Biden dans l'arène parlementaire pour défendre son gigantesque projet économique et social

  • Les démocrates, qui n'ont pas détaillé les mesures prévues, espèrent adopter leur projet sans l'aide de l'opposition parlementaire républicaine, en passant par un mécanisme budgétaire
  • Ce plan doit accompagner un autre chantier de relance de Joe Biden: un programme bien plus traditionnel de près de 1 000 milliards de dollars de dépenses dans les infrastructures

WASHINGTON : Le président Joe Biden effectue mercredi une rare visite au Congrès, au moment où les discussions autour d'un gigantesque plan de dépenses d'infrastructures et de dépenses sociales, dont il a fait un pivot de son mandat, entrent dans le dur.

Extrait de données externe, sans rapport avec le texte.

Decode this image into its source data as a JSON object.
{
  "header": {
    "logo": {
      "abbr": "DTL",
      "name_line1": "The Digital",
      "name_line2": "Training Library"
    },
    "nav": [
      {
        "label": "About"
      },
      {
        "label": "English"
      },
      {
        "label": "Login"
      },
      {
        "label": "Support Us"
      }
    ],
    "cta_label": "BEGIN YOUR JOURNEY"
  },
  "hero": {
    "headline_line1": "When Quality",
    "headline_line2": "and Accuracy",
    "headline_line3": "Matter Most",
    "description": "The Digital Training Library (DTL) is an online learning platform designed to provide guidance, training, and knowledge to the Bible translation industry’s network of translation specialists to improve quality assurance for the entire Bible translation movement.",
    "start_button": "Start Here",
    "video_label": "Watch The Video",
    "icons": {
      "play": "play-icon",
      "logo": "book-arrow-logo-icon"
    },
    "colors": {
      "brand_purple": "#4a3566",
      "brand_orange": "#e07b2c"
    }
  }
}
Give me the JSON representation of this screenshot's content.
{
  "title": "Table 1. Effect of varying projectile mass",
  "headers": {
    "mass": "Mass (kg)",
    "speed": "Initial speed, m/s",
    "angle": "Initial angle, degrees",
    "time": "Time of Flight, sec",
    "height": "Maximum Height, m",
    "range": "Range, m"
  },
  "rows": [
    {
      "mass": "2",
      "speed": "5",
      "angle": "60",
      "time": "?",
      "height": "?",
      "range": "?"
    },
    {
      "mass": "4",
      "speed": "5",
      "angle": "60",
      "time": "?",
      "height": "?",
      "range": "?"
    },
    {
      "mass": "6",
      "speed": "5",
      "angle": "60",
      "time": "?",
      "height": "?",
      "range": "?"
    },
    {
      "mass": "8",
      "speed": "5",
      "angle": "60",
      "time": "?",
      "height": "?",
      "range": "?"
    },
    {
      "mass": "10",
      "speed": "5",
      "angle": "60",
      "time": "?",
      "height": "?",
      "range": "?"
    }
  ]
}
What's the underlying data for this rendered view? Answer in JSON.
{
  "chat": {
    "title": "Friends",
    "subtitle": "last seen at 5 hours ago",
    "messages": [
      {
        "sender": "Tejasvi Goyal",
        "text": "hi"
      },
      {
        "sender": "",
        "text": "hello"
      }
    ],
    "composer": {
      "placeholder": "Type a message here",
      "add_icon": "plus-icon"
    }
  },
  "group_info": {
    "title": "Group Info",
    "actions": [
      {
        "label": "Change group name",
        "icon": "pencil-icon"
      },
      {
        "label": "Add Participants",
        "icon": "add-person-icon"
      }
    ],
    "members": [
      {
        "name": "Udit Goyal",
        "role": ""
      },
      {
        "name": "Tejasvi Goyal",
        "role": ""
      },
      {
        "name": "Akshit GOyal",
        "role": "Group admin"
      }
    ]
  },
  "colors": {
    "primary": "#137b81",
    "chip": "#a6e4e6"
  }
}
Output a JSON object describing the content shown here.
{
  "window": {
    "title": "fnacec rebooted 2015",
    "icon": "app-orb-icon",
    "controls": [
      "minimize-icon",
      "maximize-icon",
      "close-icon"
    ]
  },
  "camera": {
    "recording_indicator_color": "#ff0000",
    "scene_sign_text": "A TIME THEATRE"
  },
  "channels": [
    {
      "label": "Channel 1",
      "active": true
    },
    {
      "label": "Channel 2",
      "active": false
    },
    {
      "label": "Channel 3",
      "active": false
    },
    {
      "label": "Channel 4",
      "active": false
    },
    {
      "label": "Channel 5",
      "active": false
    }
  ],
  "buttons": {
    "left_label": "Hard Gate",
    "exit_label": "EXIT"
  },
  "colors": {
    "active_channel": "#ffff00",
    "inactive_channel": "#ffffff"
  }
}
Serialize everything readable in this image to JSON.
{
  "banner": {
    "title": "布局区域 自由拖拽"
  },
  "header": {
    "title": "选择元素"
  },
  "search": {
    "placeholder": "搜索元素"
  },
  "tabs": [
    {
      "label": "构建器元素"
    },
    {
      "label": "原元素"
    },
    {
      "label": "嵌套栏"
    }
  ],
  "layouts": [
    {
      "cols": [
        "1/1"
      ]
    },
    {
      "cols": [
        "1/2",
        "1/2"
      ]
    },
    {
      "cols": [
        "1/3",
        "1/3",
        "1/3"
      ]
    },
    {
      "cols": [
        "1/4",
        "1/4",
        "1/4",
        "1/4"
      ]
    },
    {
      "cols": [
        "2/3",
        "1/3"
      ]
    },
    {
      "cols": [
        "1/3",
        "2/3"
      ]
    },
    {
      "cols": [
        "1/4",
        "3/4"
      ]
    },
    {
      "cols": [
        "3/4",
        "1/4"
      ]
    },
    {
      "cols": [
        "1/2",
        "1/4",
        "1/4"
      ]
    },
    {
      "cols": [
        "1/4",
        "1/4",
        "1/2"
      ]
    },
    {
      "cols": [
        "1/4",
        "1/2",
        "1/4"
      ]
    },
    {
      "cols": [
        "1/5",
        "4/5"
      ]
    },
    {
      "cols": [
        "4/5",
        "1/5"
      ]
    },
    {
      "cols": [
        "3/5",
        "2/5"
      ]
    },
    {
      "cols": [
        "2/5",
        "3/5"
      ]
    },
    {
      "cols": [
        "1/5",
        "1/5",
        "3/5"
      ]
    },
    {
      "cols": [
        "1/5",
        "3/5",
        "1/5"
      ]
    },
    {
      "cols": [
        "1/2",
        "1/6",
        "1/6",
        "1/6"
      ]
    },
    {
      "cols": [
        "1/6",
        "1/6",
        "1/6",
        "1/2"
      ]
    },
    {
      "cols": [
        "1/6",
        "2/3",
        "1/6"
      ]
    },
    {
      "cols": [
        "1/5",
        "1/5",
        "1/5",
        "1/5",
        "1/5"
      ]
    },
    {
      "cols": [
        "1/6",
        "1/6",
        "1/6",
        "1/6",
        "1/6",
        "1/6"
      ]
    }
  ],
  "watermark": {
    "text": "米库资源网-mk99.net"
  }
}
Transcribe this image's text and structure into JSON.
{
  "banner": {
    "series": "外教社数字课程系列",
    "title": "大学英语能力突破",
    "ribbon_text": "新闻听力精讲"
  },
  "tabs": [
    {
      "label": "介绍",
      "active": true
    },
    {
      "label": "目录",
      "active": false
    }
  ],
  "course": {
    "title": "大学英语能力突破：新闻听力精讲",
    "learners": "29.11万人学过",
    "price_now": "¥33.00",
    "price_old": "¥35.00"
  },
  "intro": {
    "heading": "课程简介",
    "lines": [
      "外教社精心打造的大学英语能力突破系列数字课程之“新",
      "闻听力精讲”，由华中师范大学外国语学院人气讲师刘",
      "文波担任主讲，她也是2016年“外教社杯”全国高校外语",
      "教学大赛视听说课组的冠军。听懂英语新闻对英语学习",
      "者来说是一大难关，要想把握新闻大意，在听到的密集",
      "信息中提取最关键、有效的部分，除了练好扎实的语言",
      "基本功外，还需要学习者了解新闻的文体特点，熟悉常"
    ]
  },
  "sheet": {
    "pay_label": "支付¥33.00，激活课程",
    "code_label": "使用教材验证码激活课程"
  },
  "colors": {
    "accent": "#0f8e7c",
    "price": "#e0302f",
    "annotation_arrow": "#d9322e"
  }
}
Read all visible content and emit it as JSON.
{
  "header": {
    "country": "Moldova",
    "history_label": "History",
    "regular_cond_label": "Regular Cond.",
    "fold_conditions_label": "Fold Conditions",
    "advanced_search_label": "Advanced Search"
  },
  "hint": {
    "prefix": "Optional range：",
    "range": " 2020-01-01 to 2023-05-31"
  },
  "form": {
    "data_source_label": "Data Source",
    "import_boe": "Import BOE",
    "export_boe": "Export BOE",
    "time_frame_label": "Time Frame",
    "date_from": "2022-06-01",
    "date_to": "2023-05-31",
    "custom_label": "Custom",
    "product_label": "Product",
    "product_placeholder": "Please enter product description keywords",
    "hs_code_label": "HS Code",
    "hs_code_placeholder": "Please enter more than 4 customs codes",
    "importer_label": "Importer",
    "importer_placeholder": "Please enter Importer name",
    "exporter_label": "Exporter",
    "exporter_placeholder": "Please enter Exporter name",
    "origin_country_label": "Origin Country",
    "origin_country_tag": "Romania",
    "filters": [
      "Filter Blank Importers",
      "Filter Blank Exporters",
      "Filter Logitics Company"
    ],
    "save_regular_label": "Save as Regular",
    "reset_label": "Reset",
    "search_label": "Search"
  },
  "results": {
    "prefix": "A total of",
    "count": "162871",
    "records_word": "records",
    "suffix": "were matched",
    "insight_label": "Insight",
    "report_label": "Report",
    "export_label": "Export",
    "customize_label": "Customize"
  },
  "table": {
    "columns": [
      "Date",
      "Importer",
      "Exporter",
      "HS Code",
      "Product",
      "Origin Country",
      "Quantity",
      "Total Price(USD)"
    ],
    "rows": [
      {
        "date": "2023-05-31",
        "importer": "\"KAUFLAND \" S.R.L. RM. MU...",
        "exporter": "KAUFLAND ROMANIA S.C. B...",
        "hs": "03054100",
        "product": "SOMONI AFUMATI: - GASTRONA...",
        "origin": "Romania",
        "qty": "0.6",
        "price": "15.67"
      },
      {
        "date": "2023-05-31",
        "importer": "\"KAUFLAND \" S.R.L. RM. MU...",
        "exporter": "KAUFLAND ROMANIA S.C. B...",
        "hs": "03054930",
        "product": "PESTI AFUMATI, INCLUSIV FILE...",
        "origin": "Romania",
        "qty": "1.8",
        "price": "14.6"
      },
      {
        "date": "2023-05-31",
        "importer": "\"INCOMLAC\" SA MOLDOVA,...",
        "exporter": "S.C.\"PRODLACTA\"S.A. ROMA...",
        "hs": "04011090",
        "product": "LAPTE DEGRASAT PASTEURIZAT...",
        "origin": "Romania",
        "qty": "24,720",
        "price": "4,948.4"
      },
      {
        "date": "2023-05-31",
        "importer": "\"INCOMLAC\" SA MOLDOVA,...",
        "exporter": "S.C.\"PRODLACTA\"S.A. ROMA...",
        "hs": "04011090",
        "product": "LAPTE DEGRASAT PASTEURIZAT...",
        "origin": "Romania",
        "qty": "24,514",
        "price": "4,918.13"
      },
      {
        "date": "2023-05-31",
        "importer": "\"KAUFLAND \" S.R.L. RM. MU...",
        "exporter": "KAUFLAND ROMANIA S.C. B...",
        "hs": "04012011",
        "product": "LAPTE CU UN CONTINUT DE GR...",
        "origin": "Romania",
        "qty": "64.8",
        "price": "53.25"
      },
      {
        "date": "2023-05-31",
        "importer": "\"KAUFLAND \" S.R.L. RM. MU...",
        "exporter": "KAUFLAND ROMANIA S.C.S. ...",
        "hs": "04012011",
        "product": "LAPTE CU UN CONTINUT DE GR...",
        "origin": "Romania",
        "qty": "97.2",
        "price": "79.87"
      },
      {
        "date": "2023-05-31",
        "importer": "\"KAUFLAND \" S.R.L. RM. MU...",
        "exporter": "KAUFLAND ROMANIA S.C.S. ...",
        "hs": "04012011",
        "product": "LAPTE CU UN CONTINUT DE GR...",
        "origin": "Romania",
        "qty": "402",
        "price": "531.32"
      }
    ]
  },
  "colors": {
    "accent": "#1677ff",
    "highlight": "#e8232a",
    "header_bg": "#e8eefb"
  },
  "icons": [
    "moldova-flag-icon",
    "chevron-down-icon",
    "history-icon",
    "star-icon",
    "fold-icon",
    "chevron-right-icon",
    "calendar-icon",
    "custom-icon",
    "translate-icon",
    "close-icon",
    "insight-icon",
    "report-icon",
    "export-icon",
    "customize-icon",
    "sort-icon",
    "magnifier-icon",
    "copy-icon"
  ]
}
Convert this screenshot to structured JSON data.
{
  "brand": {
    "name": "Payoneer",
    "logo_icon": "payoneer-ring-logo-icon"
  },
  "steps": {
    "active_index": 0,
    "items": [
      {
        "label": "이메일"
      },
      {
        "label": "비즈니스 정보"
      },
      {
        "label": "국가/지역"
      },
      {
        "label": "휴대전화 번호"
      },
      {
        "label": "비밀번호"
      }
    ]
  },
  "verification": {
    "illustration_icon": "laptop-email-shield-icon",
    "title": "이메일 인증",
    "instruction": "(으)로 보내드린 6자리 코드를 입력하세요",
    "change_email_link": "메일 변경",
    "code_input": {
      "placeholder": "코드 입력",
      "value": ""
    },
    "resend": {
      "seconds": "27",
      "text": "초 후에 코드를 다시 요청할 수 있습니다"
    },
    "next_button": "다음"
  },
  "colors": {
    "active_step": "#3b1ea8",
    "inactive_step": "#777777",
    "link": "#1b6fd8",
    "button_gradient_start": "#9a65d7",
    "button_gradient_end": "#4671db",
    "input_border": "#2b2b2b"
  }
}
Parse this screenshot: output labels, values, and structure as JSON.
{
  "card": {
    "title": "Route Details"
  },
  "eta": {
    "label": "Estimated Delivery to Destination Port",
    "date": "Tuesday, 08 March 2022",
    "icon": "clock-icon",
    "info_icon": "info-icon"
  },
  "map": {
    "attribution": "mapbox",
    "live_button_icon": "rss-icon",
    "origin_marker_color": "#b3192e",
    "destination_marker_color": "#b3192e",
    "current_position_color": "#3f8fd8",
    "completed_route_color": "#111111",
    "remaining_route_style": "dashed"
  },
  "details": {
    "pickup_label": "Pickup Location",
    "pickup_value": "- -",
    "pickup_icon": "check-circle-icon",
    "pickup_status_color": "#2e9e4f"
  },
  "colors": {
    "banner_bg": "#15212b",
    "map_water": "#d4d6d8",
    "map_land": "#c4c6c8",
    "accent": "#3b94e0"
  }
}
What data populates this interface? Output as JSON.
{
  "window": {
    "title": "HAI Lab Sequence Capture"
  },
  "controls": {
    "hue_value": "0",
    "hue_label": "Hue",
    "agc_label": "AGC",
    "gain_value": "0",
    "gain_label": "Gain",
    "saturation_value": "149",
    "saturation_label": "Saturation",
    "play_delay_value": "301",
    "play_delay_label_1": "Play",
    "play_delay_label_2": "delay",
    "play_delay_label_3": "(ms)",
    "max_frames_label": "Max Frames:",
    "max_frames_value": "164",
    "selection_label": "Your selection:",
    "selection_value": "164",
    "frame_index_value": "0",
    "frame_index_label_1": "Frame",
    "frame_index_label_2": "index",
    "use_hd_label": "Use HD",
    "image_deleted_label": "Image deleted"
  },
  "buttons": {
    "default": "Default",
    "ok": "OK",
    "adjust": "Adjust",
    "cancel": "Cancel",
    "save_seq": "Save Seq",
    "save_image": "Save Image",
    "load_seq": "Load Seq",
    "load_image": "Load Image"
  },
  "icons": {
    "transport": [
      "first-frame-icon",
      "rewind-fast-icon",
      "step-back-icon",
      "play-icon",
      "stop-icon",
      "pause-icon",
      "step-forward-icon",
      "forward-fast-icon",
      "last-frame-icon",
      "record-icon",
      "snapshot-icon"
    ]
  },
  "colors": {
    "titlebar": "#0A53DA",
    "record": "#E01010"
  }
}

"Nous allons mettre (ce plan) en oeuvre", a-t-il promis, en arrivant pour déjeuner avec les sénateurs démocrates.

Ces derniers viennent de trouver un accord, au sein de la commission du Budget, sur une proposition budgétaire de 3 500 milliards de dollars, une étape majeure dans le parcours périlleux qui doit permettre à Joe Biden, comme il l'espère, d'imprimer sa marque dans l'histoire économique et sociale des Etats-Unis.

Cet accord "est une percée majeure", a affirmé mercredi Jen Psaki, la porte-parole de la Maison Blanche, tout en reconnaissant qu'il "va y avoir des étapes supplémentaires. C'est pour cela que (le président) se rend au Capitole."

Cette somme de 3 500 milliards -- qui se rapproche à titre de comparaison du produit intérieur brut annuel du géant économique qu'est l'Allemagne (3 800 milliards de dollars en 2020) -- doit financer des mesures de transition énergétique, et des dépenses dans la santé ou l'éducation.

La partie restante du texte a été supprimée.